The comments also bring up other issues with the system (requirement to still enter information such as email into each service you use, regardless of your use of the OpenID login and lack of mainstream sites accepting OpenID yet were two biggies) and the author does respond to those as well. I’d love to use the OpenID system at the library – but right now I don’t have control of about the only thing that users sign into – the catalog. Once we get more personalization/user profiles/whatnot into our main site, the OpenID system will definitely be one I implement to help our more tech-savvy users log in easily and quickly.
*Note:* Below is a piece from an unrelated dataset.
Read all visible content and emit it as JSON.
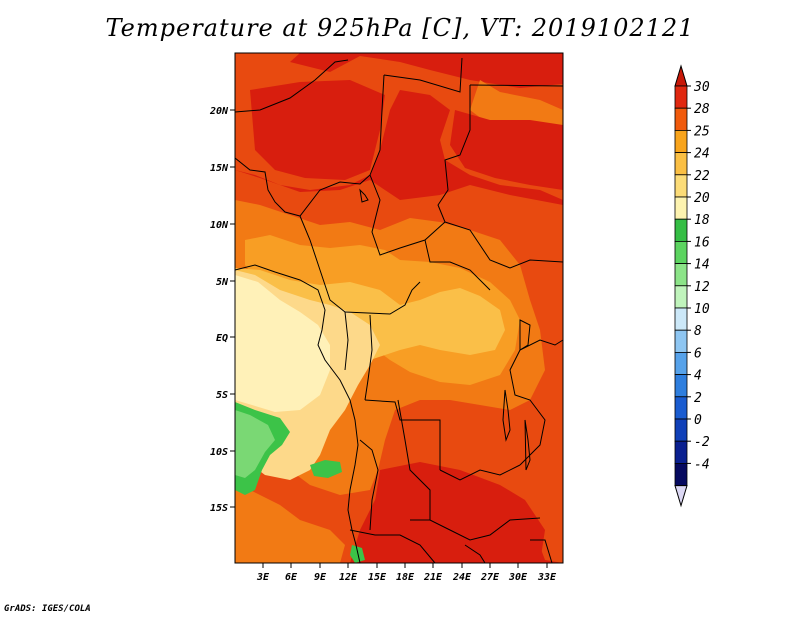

The other article in the recent issues of Vitamin that I wanted to comment on was a description of a Design Description Document (DDD) that uses PowerPoint (or Keynote or some other presentation software) as it’s base format. The idea is to put a wireframe or storyboard for each interaction/task that the user might undertake on your site into a single slide in the DDD deck. Notes and use cases would be sprinkled throughout the document as well – giving everyone (boss, designers/coders and anyone else who is associated with the site) pretty much everything they need to evaluate the design of the site. Robert, the author, explains the process pretty clearly, so I won’t, but I did want to point out that he also provides templates of his system in both PowerPoint and Keynote formats – and encourages anyone using a different presentation system to submit templates in that format.
It’s always interesting to see how other people work and create their deliverables for clients and/or bosses, even if I don’t end up adopting techniques wholesale, there are always good ideas that can be drawn from them to use in my own processes. This technique seems to have a few good ideas I might steal!